What Happens In Idaho Shouldn’t Stay in Idaho

We Westerners are an independent bunch.  We like to shuck conventional wisdom aside and do things our own way, and we don’t necessarily care about what they think about it elsewhere.  Take the Idaho Stop, for example.  Way back in 1982, some folks in the Gem State decided that it would be easier to encourage people to bike if they could come up with a way to make it almost as quick to get somewhere by bike as by car.  Thus, the Idaho Stop was born.

idaho-stop

For those of you who don’t know what the Idaho Stop is, well, it’s pretty simple.   When you’re on a bike, you get to legally treat stop lights as stop signs and stop signs as yields.
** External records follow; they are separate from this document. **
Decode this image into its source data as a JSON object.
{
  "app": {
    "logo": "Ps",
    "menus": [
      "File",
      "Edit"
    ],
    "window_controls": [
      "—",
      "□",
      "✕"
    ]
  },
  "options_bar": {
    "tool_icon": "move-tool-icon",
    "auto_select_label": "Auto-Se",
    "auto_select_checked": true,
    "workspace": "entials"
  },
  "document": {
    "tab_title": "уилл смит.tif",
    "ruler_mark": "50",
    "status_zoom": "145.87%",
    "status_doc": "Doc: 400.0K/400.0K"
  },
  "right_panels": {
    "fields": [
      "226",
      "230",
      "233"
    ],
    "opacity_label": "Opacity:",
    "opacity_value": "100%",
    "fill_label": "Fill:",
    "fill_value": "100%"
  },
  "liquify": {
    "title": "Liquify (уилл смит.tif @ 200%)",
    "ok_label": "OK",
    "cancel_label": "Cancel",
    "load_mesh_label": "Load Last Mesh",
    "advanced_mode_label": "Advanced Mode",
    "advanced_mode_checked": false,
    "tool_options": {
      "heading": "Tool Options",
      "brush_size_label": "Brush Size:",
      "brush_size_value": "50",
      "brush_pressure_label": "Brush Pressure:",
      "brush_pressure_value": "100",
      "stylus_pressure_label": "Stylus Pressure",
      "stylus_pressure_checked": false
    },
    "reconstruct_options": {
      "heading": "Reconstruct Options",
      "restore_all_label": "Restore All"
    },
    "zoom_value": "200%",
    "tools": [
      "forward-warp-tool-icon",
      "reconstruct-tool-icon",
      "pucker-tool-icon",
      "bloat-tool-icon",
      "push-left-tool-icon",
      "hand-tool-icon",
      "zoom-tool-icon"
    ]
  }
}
The funny thing is that the Idaho Stop is about going, not stopping.  I think we should call it the Ida-Go.

So what’s the deal with this truly independent and innovative traffic law?  Let’s start with stop lights.  Those of us who cycle a lot know that those loop inductors that are designed to recognize the presence of a vehicle and thereby change the light don’t always work with bicycles even when we line up exactly as we’re supposed to.  Instead of forcing us to wait for a motorist to show up, the Idaho Stop says we can proceed as long as we come to a complete stop and make sure the way forward is clear.  With stop signs, the idea is just to keep us moving.  Repeated starting and stopping on a bike wastes energy.  It does in a car, too, but in a completely different way.
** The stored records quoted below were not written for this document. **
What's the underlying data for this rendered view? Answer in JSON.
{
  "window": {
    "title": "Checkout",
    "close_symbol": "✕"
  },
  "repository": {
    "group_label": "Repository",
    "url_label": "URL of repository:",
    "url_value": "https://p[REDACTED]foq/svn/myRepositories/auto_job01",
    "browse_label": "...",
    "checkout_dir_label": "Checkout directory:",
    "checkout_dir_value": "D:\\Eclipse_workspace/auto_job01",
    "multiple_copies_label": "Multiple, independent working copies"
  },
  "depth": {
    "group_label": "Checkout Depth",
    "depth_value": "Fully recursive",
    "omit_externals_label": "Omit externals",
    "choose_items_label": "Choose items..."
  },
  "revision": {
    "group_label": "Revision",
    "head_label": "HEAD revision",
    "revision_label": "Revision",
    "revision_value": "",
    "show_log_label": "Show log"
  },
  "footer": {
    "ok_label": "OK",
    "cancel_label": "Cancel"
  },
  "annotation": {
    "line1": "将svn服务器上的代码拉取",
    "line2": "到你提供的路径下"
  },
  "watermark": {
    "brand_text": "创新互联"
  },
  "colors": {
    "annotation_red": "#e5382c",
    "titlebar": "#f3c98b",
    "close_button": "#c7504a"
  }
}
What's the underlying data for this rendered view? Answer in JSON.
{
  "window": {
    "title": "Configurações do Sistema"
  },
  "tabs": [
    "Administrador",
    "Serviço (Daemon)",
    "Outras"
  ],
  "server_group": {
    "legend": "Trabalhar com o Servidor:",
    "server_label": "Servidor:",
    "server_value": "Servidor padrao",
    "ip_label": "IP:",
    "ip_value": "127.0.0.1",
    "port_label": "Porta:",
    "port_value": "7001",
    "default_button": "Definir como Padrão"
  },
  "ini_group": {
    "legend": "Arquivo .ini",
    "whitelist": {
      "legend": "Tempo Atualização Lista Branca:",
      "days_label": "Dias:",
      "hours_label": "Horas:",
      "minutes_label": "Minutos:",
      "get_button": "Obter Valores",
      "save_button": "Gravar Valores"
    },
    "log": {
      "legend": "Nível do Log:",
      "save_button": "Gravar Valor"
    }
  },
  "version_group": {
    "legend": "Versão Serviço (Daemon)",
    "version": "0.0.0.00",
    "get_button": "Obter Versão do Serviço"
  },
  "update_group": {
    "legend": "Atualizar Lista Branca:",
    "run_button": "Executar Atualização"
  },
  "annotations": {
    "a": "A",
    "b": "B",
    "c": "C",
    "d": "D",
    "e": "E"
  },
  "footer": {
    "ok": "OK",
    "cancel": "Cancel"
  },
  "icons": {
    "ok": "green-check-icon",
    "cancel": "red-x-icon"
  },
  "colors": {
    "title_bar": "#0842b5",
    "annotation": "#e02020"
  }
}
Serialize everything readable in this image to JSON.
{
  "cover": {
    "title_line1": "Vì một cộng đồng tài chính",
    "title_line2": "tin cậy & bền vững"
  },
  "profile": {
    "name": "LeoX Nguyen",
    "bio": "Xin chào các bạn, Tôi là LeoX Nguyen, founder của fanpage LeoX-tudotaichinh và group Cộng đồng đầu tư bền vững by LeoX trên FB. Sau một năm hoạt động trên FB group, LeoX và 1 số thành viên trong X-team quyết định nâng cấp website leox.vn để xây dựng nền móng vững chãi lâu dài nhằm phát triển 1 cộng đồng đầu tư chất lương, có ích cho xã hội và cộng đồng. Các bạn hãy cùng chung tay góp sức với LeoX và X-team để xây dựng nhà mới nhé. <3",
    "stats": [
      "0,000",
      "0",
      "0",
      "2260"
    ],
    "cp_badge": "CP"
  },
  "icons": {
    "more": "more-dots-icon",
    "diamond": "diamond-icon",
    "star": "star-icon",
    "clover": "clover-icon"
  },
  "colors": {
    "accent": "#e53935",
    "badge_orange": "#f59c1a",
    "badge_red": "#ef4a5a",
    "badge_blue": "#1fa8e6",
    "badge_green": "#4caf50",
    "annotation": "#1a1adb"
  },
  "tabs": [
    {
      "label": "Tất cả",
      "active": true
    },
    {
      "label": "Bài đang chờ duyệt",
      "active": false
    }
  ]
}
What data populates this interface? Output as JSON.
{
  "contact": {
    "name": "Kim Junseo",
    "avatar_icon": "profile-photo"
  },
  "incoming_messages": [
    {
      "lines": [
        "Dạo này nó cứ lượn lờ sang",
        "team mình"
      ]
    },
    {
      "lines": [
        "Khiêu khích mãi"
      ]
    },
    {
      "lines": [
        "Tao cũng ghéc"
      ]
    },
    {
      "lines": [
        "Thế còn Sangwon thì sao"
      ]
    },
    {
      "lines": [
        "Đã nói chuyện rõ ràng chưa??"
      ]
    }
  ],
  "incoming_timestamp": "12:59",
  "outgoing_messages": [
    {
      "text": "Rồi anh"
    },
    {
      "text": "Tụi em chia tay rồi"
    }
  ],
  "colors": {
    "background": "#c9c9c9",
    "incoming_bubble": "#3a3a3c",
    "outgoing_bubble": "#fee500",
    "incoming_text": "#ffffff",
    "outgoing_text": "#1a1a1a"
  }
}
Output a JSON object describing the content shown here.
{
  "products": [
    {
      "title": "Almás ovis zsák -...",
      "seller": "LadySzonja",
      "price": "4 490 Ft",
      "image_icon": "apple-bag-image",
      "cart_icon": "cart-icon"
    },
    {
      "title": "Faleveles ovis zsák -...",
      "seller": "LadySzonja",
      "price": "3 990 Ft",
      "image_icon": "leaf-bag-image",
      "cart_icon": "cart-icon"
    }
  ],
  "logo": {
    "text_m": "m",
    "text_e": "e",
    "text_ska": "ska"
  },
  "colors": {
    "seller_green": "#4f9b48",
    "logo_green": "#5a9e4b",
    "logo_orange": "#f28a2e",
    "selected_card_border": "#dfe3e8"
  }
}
Bicycles, Rolling Stops, and the Idaho Stop from Spencer Boomhower on Vimeo.

The Idaho Stop is not an invitation to ride recklessly or barrel through intersections without looking.  Try it and don’t be surprised if you get a ticket, or worse.  No, it only works if (as with other traffic laws) there’s a good faith effort to comply with the spirit as well as the letter of the law.

In spite of this, some motorists feel “cheated” by the Idaho Stop.  Of course, some motorists feel cheated by just about everything that doesn’t give them exclusive domain to run off the road whatever or whoever happens to be ahead of them.  They think the Idaho Stop amounts to special treatment for cyclists.  They only think this because they haven’t been on a bicycle since childhood.  If they had to get out and pedal among their peers, they’d see it differently.  It has not been adopted elsewhere.
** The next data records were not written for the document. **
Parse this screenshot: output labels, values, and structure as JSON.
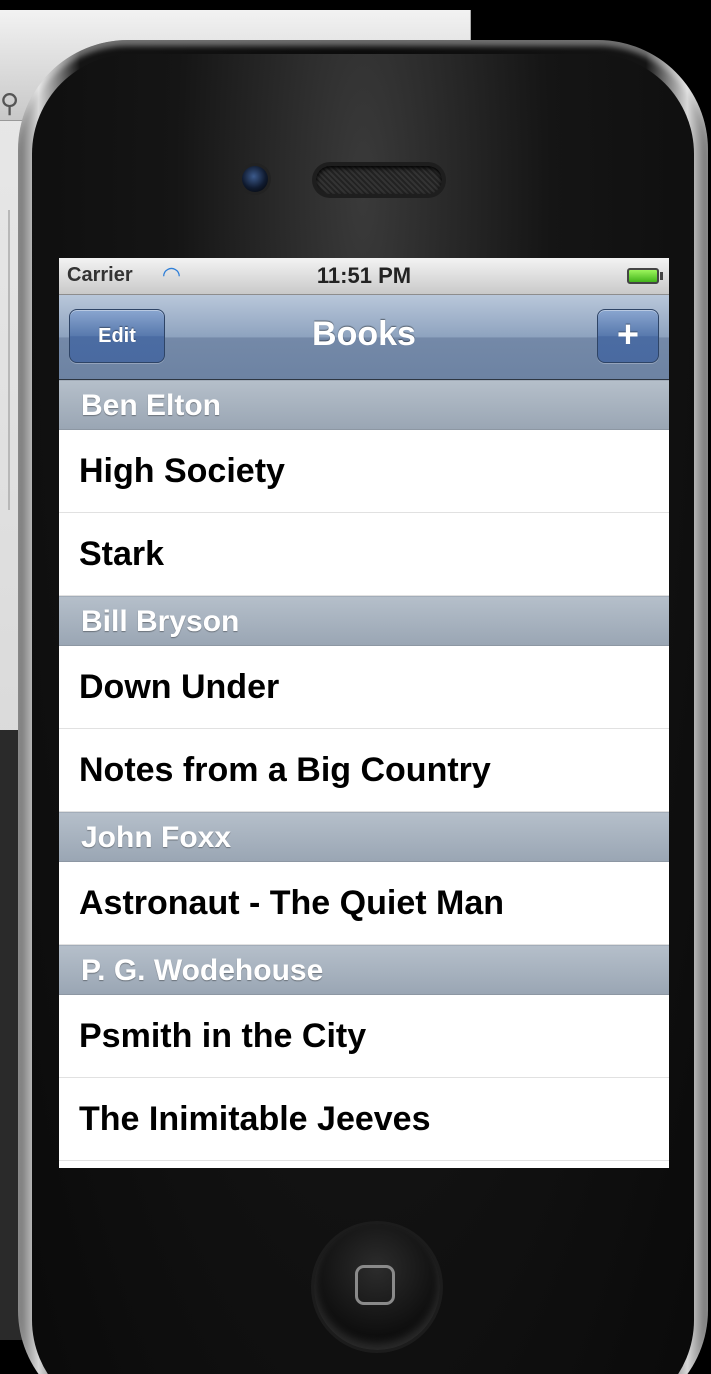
{
  "status_bar": {
    "carrier": "Carrier",
    "time": "11:51 PM",
    "wifi_icon": "wifi-icon",
    "battery_icon": "battery-icon"
  },
  "nav": {
    "title": "Books",
    "edit_label": "Edit",
    "add_label": "+"
  },
  "sections": [
    {
      "author": "Ben Elton",
      "books": [
        "High Society",
        "Stark"
      ]
    },
    {
      "author": "Bill Bryson",
      "books": [
        "Down Under",
        "Notes from a Big Country"
      ]
    },
    {
      "author": "John Foxx",
      "books": [
        "Astronaut - The Quiet Man"
      ]
    },
    {
      "author": "P. G. Wodehouse",
      "books": [
        "Psmith in the City",
        "The Inimitable Jeeves"
      ]
    }
  ],
  "colors": {
    "nav_bar": "#8ea3bf",
    "nav_button": "#5879ad",
    "section_header": "#a8b3c0"
  }
}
That may be about to change.  A study released by DePaul University recommends that Illinois communities adopt the Idaho Stop.    The idea is simple.  The Idaho Stop keeps cyclists safer by allowing them to get ahead of right turning traffic.  It also makes cycling more competitive with driving a car, time-wise.  These steps should encourage more people to opt for a bike instead of a car.  If so, that’s a win for everyone…motorists and cyclists alike.